Сейчас только пришёл со своего дневного оздоровительного променада. После завтрака я сразу пошел к Оне. На Джотто Ивановича уже можно было не рассчитывать. Я-то думал, что всё здесь построено благодаря чудесам квантовой физики или ещё чего подобного, но постепенно ко мне приходит осознание того, что счастье здесь строится на несчастьях других людей. Вчера ночью мне удалось перед сном хорошенько подумать, и вот что я вспомнил. Очень малозначительную деталь, о которой можно было бы вспомнить и пораньше. Запись разрывов Джотто Ивановича. Но мне нужно будет сходить и проверить это сегодня вечером. Я просил Ону присоединиться ко мне, уйти со мной, быть со мной.
– Ты хочешь, чтобы я присоединилась к тебе, но я не могу присоединяться, – сказала она не отрываясь от старого квеста про пиратов. – Тому, кто уже встроился в систему нужно из неё выйти, чтобы присоединиться к чему-то. Это звучало слишком сложно, наверное. Забудь. Скажу по-другому. Это твой путь. Целиком. И ты его должен пройти один. Или почти один. Я почти допустила мысль о том, что этот путь был предопределён с самого начала и чуть не лишилась из-за этих мыслей самой себя, но ты меня обрадовал. Даже вдохновение на картину появилось. Тебе, кстати, понравилось?

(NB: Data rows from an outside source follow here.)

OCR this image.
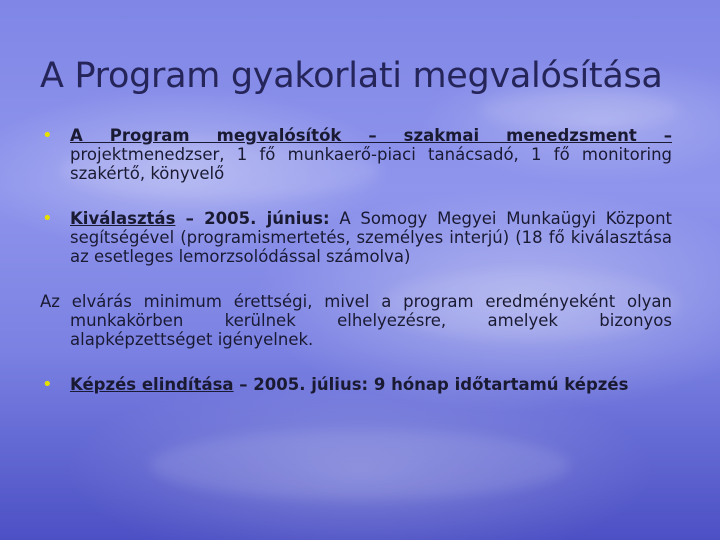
A Program gyakorlati megvalósítása
• A Program megvalósítók – szakmai menedzsment – projektmenedzser, 1 fő munkaerő-piaci tanácsadó, 1 fő monitoring szakértő, könyvelő
• Kiválasztás – 2005. június: A Somogy Megyei Munkaügyi Központ segítségével (programismertetés, személyes interjú) (18 fő kiválasztása az esetleges lemorzsolódással számolva)
Az elvárás minimum érettségi, mivel a program eredményeként olyan munkakörben kerülnek elhelyezésre, amelyek bizonyos alapképzettséget igényelnek.
• Képzés elindítása – 2005. július: 9 hónap időtartamú képzés
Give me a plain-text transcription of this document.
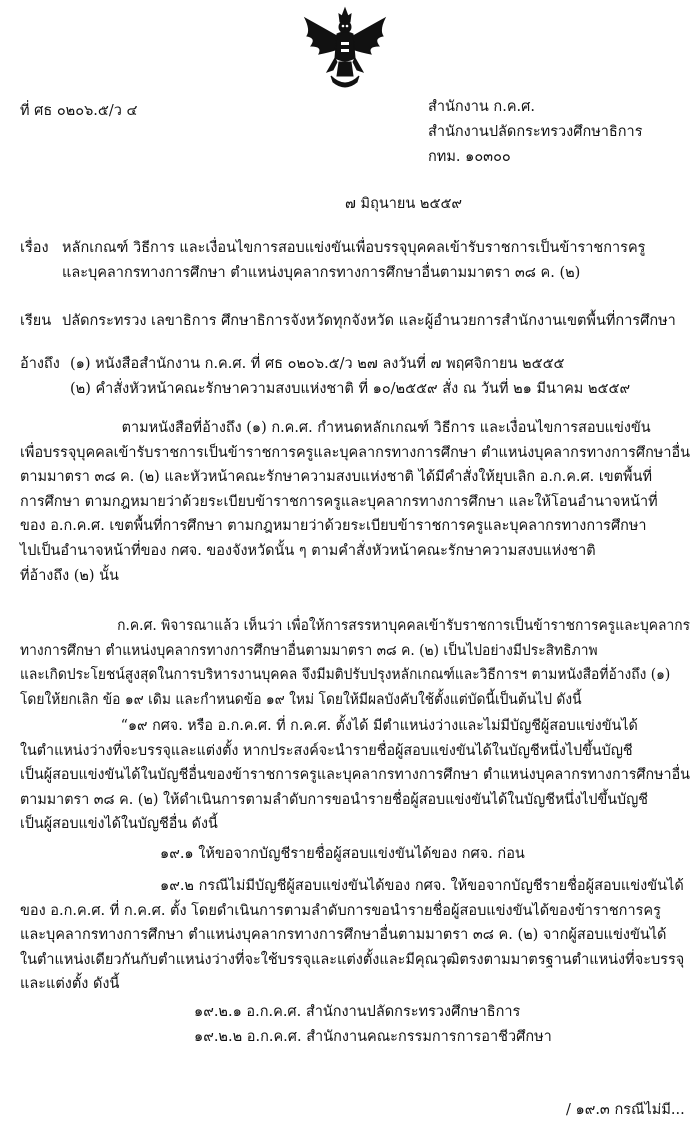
ที่ ศธ ๐๒๐๖.๕/ว ๔	สำนักงาน ก.ค.ศ.
สำนักงานปลัดกระทรวงศึกษาธิการ
กทม. ๑๐๓๐๐
๗ มิถุนายน ๒๕๕๙
เรื่อง หลักเกณฑ์ วิธีการ และเงื่อนไขการสอบแข่งขันเพื่อบรรจุบุคคลเข้ารับราชการเป็นข้าราชการครู
และบุคลากรทางการศึกษา ตำแหน่งบุคลากรทางการศึกษาอื่นตามมาตรา ๓๘ ค. (๒)
เรียน ปลัดกระทรวง เลขาธิการ ศึกษาธิการจังหวัดทุกจังหวัด และผู้อำนวยการสำนักงานเขตพื้นที่การศึกษา
อ้างถึง (๑) หนังสือสำนักงาน ก.ค.ศ. ที่ ศธ ๐๒๐๖.๕/ว ๒๗ ลงวันที่ ๗ พฤศจิกายน ๒๕๕๕
(๒) คำสั่งหัวหน้าคณะรักษาความสงบแห่งชาติ ที่ ๑๐/๒๕๕๙ สั่ง ณ วันที่ ๒๑ มีนาคม ๒๕๕๙
ตามหนังสือที่อ้างถึง (๑) ก.ค.ศ. กำหนดหลักเกณฑ์ วิธีการ และเงื่อนไขการสอบแข่งขัน
เพื่อบรรจุบุคคลเข้ารับราชการเป็นข้าราชการครูและบุคลากรทางการศึกษา ตำแหน่งบุคลากรทางการศึกษาอื่น
ตามมาตรา ๓๘ ค. (๒) และหัวหน้าคณะรักษาความสงบแห่งชาติ ได้มีคำสั่งให้ยุบเลิก อ.ก.ค.ศ. เขตพื้นที่
การศึกษา ตามกฎหมายว่าด้วยระเบียบข้าราชการครูและบุคลากรทางการศึกษา และให้โอนอำนาจหน้าที่
ของ อ.ก.ค.ศ. เขตพื้นที่การศึกษา ตามกฎหมายว่าด้วยระเบียบข้าราชการครูและบุคลากรทางการศึกษา
ไปเป็นอำนาจหน้าที่ของ กศจ. ของจังหวัดนั้น ๆ ตามคำสั่งหัวหน้าคณะรักษาความสงบแห่งชาติ
ที่อ้างถึง (๒) นั้น
ก.ค.ศ. พิจารณาแล้ว เห็นว่า เพื่อให้การสรรหาบุคคลเข้ารับราชการเป็นข้าราชการครูและบุคลากร
ทางการศึกษา ตำแหน่งบุคลากรทางการศึกษาอื่นตามมาตรา ๓๘ ค. (๒) เป็นไปอย่างมีประสิทธิภาพ
และเกิดประโยชน์สูงสุดในการบริหารงานบุคคล จึงมีมติปรับปรุงหลักเกณฑ์และวิธีการฯ ตามหนังสือที่อ้างถึง (๑)
โดยให้ยกเลิก ข้อ ๑๙ เดิม และกำหนดข้อ ๑๙ ใหม่ โดยให้มีผลบังคับใช้ตั้งแต่บัดนี้เป็นต้นไป ดังนี้
“๑๙ กศจ. หรือ อ.ก.ค.ศ. ที่ ก.ค.ศ. ตั้งได้ มีตำแหน่งว่างและไม่มีบัญชีผู้สอบแข่งขันได้
ในตำแหน่งว่างที่จะบรรจุและแต่งตั้ง หากประสงค์จะนำรายชื่อผู้สอบแข่งขันได้ในบัญชีหนึ่งไปขึ้นบัญชี
เป็นผู้สอบแข่งขันได้ในบัญชีอื่นของข้าราชการครูและบุคลากรทางการศึกษา ตำแหน่งบุคลากรทางการศึกษาอื่น
ตามมาตรา ๓๘ ค. (๒) ให้ดำเนินการตามลำดับการขอนำรายชื่อผู้สอบแข่งขันได้ในบัญชีหนึ่งไปขึ้นบัญชี
เป็นผู้สอบแข่งได้ในบัญชีอื่น ดังนี้
๑๙.๑ ให้ขอจากบัญชีรายชื่อผู้สอบแข่งขันได้ของ กศจ. ก่อน
๑๙.๒ กรณีไม่มีบัญชีผู้สอบแข่งขันได้ของ กศจ. ให้ขอจากบัญชีรายชื่อผู้สอบแข่งขันได้
ของ อ.ก.ค.ศ. ที่ ก.ค.ศ. ตั้ง โดยดำเนินการตามลำดับการขอนำรายชื่อผู้สอบแข่งขันได้ของข้าราชการครู
และบุคลากรทางการศึกษา ตำแหน่งบุคลากรทางการศึกษาอื่นตามมาตรา ๓๘ ค. (๒) จากผู้สอบแข่งขันได้
ในตำแหน่งเดียวกันกับตำแหน่งว่างที่จะใช้บรรจุและแต่งตั้งและมีคุณวุฒิตรงตามมาตรฐานตำแหน่งที่จะบรรจุ
และแต่งตั้ง ดังนี้
๑๙.๒.๑ อ.ก.ค.ศ. สำนักงานปลัดกระทรวงศึกษาธิการ
๑๙.๒.๒ อ.ก.ค.ศ. สำนักงานคณะกรรมการการอาชีวศึกษา
/ ๑๙.๓ กรณีไม่มี...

– Понравилось. Но чему ты так обрадовалась?
– Ты назвал моё имя. Настоящее имя. Идеальный тембр, идеальное выражение голоса. Это было и правда моё имя. Ты не должен был научиться всему этому. Вероятность… – она немного замялась. – Ненавижу это слово. Вероятность того, что всё сложилось так настолько мала, что выживший другой ты – это детский лепет. Хотя и это было важно. Теперь о вероятностях можно забыть навсегда. Я же говорила, что всё дело в искусстве. И ты теперь к этому пришел. Ты уже понял в чём дело? Догадался?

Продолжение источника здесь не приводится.